Why Mantry was always focused on the U.S. market
“We just never wanted to do Canada. I mean, Canada logistically is like a nightmare for e-commerce. It’s changed a little, but it’s a huge country — the population centers are very small, shipping is expensive, it’s a headache. We were always just like: get to America. I lived in America previously. I knew that was the play. So we just made that the focus.”
How subscriptions businesses survived the bottom falling out
“The bottom fell out. I’d say around like 2017 is when you really started to see [subscription businesses] cool off.
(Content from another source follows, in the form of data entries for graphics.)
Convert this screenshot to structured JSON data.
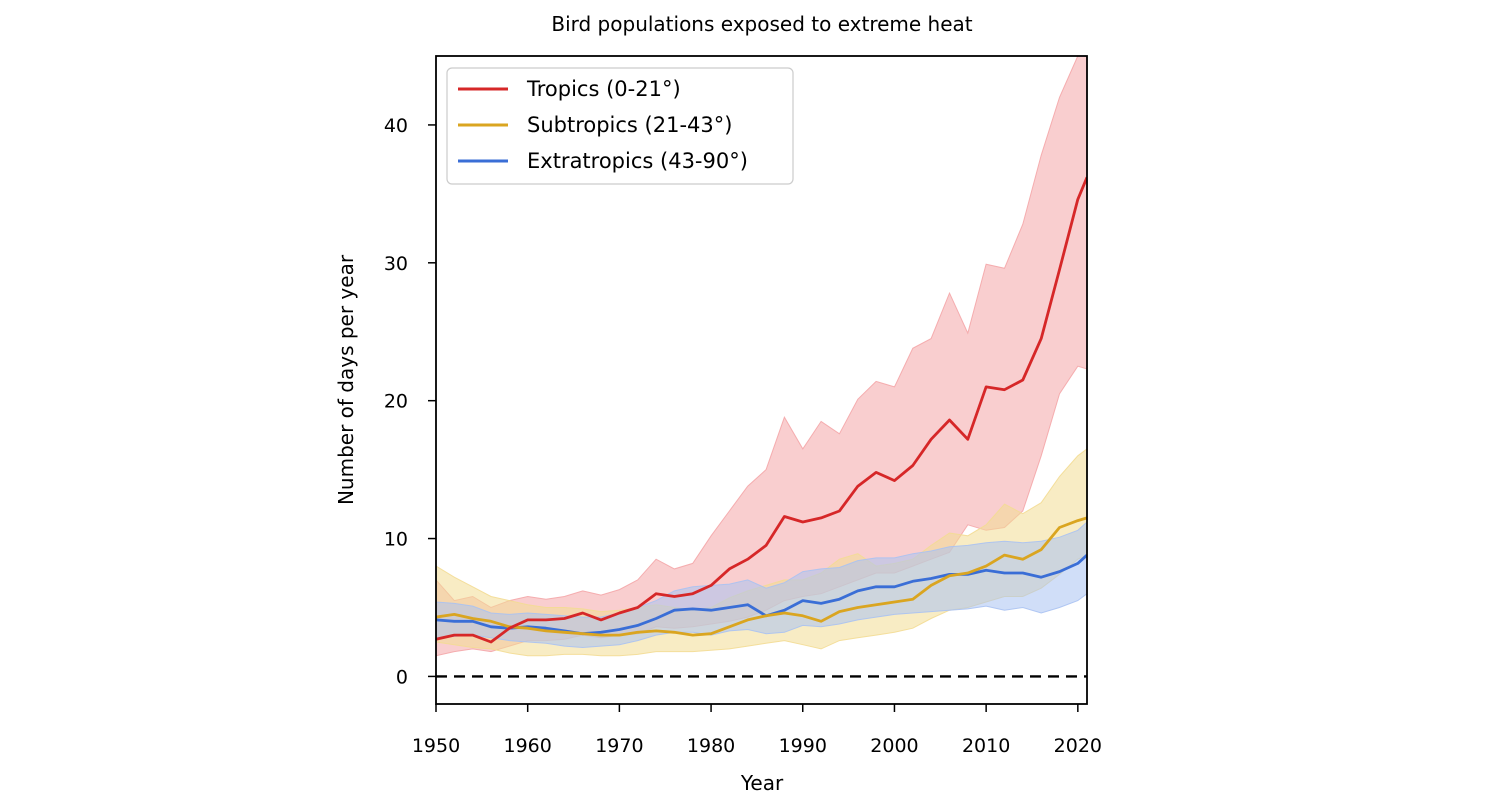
{
  "chart_data": {
    "type": "line",
    "title": "Bird populations exposed to extreme heat",
    "xlabel": "Year",
    "ylabel": "Number of days per year",
    "xlim": [
      1950,
      2021
    ],
    "ylim": [
      -2,
      45
    ],
    "xticks": [
      1950,
      1960,
      1970,
      1980,
      1990,
      2000,
      2010,
      2020
    ],
    "yticks": [
      0,
      10,
      20,
      30,
      40
    ],
    "grid": false,
    "legend_position": "top-left",
    "reference_line": {
      "y": 0,
      "style": "dashed",
      "color": "#000000"
    },
    "series": [
      {
        "name": "Tropics (0-21°)",
        "color": "#d62728",
        "band_color": "#f4a6a8",
        "x": [
          1950,
          1952,
          1954,
          1956,
          1958,
          1960,
          1962,
          1964,
          1966,
          1968,
          1970,
          1972,
          1974,
          1976,
          1978,
          1980,
          1982,
          1984,
          1986,
          1988,
          1990,
          1992,
          1994,
          1996,
          1998,
          2000,
          2002,
          2004,
          2006,
          2008,
          2010,
          2012,
          2014,
          2016,
          2018,
          2020,
          2021
        ],
        "values": [
          2.7,
          3.0,
          3.0,
          2.5,
          3.5,
          4.1,
          4.1,
          4.2,
          4.6,
          4.1,
          4.6,
          5.0,
          6.0,
          5.8,
          6.0,
          6.6,
          7.8,
          8.5,
          9.5,
          11.6,
          11.2,
          11.5,
          12.0,
          13.8,
          14.8,
          14.2,
          15.3,
          17.2,
          18.6,
          17.2,
          21.0,
          20.8,
          21.5,
          24.5,
          29.5,
          34.6,
          36.2
        ],
        "lower": [
          1.5,
          1.8,
          2.0,
          1.8,
          2.2,
          2.6,
          2.6,
          2.7,
          3.0,
          2.8,
          3.0,
          3.1,
          3.6,
          3.5,
          3.6,
          3.8,
          4.0,
          4.3,
          4.8,
          5.5,
          5.8,
          6.0,
          6.5,
          7.0,
          7.5,
          7.5,
          8.0,
          8.5,
          9.0,
          11.0,
          10.6,
          10.8,
          12.0,
          16.0,
          20.5,
          22.5,
          22.3
        ],
        "upper": [
          7.0,
          5.5,
          5.8,
          5.0,
          5.5,
          5.8,
          5.6,
          5.8,
          6.2,
          5.9,
          6.3,
          7.0,
          8.5,
          7.8,
          8.2,
          10.2,
          12.0,
          13.8,
          15.0,
          18.8,
          16.5,
          18.5,
          17.6,
          20.1,
          21.4,
          21.0,
          23.8,
          24.5,
          27.8,
          24.9,
          29.9,
          29.6,
          32.8,
          37.8,
          42.0,
          45.0,
          45.0
        ]
      },
      {
        "name": "Subtropics (21-43°)",
        "color": "#daa520",
        "band_color": "#f3dc94",
        "x": [
          1950,
          1952,
          1954,
          1956,
          1958,
          1960,
          1962,
          1964,
          1966,
          1968,
          1970,
          1972,
          1974,
          1976,
          1978,
          1980,
          1982,
          1984,
          1986,
          1988,
          1990,
          1992,
          1994,
          1996,
          1998,
          2000,
          2002,
          2004,
          2006,
          2008,
          2010,
          2012,
          2014,
          2016,
          2018,
          2020,
          2021
        ],
        "values": [
          4.3,
          4.5,
          4.2,
          4.0,
          3.6,
          3.5,
          3.3,
          3.2,
          3.1,
          3.0,
          3.0,
          3.2,
          3.3,
          3.2,
          3.0,
          3.1,
          3.6,
          4.1,
          4.4,
          4.6,
          4.4,
          4.0,
          4.7,
          5.0,
          5.2,
          5.4,
          5.6,
          6.6,
          7.3,
          7.5,
          8.0,
          8.8,
          8.5,
          9.2,
          10.8,
          11.3,
          11.5
        ],
        "lower": [
          2.5,
          2.3,
          2.1,
          2.0,
          1.7,
          1.5,
          1.5,
          1.6,
          1.6,
          1.5,
          1.5,
          1.6,
          1.8,
          1.8,
          1.8,
          1.9,
          2.0,
          2.2,
          2.4,
          2.6,
          2.3,
          2.0,
          2.6,
          2.8,
          3.0,
          3.2,
          3.5,
          4.2,
          4.8,
          5.0,
          5.4,
          5.8,
          5.8,
          6.4,
          7.4,
          8.5,
          8.8
        ],
        "upper": [
          8.0,
          7.2,
          6.5,
          5.8,
          5.5,
          5.2,
          5.0,
          5.0,
          4.9,
          4.7,
          4.8,
          5.0,
          5.2,
          5.0,
          4.8,
          5.0,
          5.7,
          6.2,
          6.6,
          7.0,
          7.0,
          7.5,
          8.5,
          8.9,
          8.0,
          8.2,
          8.5,
          9.5,
          10.4,
          10.2,
          11.0,
          12.5,
          11.8,
          12.6,
          14.5,
          16.0,
          16.5
        ]
      },
      {
        "name": "Extratropics (43-90°)",
        "color": "#3a6ed6",
        "band_color": "#aac2f2",
        "x": [
          1950,
          1952,
          1954,
          1956,
          1958,
          1960,
          1962,
          1964,
          1966,
          1968,
          1970,
          1972,
          1974,
          1976,
          1978,
          1980,
          1982,
          1984,
          1986,
          1988,
          1990,
          1992,
          1994,
          1996,
          1998,
          2000,
          2002,
          2004,
          2006,
          2008,
          2010,
          2012,
          2014,
          2016,
          2018,
          2020,
          2021
        ],
        "values": [
          4.1,
          4.0,
          4.0,
          3.6,
          3.5,
          3.6,
          3.5,
          3.3,
          3.1,
          3.2,
          3.4,
          3.7,
          4.2,
          4.8,
          4.9,
          4.8,
          5.0,
          5.2,
          4.4,
          4.8,
          5.5,
          5.3,
          5.6,
          6.2,
          6.5,
          6.5,
          6.9,
          7.1,
          7.4,
          7.4,
          7.7,
          7.5,
          7.5,
          7.2,
          7.6,
          8.2,
          8.8
        ],
        "lower": [
          2.8,
          2.9,
          3.0,
          2.8,
          2.6,
          2.5,
          2.4,
          2.2,
          2.1,
          2.2,
          2.3,
          2.6,
          3.0,
          3.2,
          3.2,
          3.0,
          3.3,
          3.4,
          3.1,
          3.2,
          3.7,
          3.6,
          3.8,
          4.1,
          4.3,
          4.5,
          4.6,
          4.7,
          4.8,
          4.9,
          5.1,
          4.8,
          5.0,
          4.6,
          5.0,
          5.5,
          6.0
        ],
        "upper": [
          5.4,
          5.3,
          5.1,
          4.6,
          4.5,
          4.6,
          4.5,
          4.4,
          4.3,
          4.3,
          4.6,
          5.0,
          5.5,
          6.2,
          6.5,
          6.6,
          6.7,
          7.0,
          6.4,
          6.8,
          7.6,
          7.8,
          7.9,
          8.4,
          8.6,
          8.6,
          8.9,
          9.1,
          9.4,
          9.5,
          9.7,
          9.8,
          9.7,
          9.8,
          10.1,
          10.6,
          11.2
        ]
      }
    ]
  }
}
You’d reach out to peopleā¦ you’d be talking to somebody about a business, and they’d be like, ‘Oh yeah, wasn’t that a thing a couple years ago?’ And you’d be sitting there, as a founder, and be like, ‘Oh no.’ Like, am I just on a downward trend of an industry? But what ended up happening is: a lot of the bigger funded companies that had built themselves to really big sizes but weren’t profitable, they kind of ran out of funding, and they couldn’t raise more, so they kind of went away. So some of these bigger people that used to occupy the space kind of disappeared. And a lot of the smaller bootstrapped ones that were always profitable along the way kind of stuck it out.”
Mantry’s focus on sustainable growth
“I don’t have any visions that it’s going to, like, double unless we were to go out and raise money and put a couple million straight up into marketing — into Facebook and Instagram, Tiktok ads. But I’ll be honest: I’ve never felt 100% comfortable that the ROI is there with that strategy for the long term. I think you see a lot of companies that do that — they spend the money, they never build sustainable growth, and they kind of blow up. So, yeah, it’s just finding different brands that we can put under the [Mantry] umbrella. And then the other thing that we do is we have started working with different makers and different brands that focus on guys to run campaigns for them to our audience.”